Here's a similar idea, with different coding, and a dynamic clock to animate the morphing:

CirclePoints[{1., Pi/2}, 3*25] //
  {Join @@ MapThread[Most@*Subdivide, {#, RotateLeft@#, #2 {1, 1, 1}}] &[CirclePoints[{1., Pi/2}, 3 ], Length@#/3], #} & //
 Graphics[
   GraphicsComplex[
    {Cos[Clock[Infinity]], Sin[Clock[Infinity]]}^2 .# // Dynamic,
    {EdgeForm[Thick], White, Polygon@Range@Length@First@#}
    ],
   PlotRange -> 1.02] &

Interesting! But it seems that your code simply plots different polynomial functions. I would not call this a proper morphing. In my example, we start with some points forming a tringle and some points forming the circle. Then, all the intermediate lists of points are generated by averaging the corresponding points with a shifting weight. As a matter of fact, if you replace the first table (which defines the three triangle vertexes)

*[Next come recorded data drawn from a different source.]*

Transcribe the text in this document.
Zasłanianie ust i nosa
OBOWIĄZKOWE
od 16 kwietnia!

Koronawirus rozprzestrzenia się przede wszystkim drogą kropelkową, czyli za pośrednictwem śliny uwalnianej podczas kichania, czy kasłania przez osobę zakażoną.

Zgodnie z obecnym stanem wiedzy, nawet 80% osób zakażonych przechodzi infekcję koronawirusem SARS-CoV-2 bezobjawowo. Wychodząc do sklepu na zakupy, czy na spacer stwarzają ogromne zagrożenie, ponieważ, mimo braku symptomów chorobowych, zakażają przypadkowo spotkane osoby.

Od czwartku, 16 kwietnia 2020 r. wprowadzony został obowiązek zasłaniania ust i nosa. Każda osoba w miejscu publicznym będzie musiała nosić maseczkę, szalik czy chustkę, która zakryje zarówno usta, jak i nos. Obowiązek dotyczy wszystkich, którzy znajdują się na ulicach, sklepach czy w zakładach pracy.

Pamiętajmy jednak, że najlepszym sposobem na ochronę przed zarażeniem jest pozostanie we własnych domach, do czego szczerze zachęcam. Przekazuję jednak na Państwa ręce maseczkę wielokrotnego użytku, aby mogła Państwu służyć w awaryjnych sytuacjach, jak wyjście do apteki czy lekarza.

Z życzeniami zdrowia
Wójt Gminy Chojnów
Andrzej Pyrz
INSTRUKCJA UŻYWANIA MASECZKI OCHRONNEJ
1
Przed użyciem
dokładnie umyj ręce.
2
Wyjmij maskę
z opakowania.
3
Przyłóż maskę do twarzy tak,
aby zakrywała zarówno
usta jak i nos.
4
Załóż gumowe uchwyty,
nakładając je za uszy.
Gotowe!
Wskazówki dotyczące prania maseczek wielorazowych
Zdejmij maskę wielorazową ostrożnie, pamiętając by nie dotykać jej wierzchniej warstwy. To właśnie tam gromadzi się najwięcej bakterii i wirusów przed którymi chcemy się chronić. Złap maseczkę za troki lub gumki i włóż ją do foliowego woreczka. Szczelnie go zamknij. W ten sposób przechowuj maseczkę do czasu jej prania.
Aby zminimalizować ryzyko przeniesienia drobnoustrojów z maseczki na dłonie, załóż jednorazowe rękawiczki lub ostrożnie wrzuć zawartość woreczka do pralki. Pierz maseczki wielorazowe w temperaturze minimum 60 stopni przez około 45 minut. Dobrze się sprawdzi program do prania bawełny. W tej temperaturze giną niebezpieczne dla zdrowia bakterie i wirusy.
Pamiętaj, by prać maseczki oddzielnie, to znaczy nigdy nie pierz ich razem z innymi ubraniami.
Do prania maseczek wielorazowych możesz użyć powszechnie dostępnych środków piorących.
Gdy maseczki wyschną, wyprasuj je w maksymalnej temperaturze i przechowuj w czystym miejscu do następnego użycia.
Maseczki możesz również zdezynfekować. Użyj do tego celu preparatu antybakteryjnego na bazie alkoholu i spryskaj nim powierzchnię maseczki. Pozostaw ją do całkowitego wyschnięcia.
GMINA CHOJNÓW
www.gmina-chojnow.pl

Table[{Cos@x, Sin@x}, {x, -Pi/6, 2 Pi - Pi/6, 2 Pi/3}]

with some random points like

RandomReal[{},{8,2}]

the code generates a morphing from those random points to the circle. In general you can even get rid of the circle and start with two lists of points having the same lenght; my code will morph one into the other.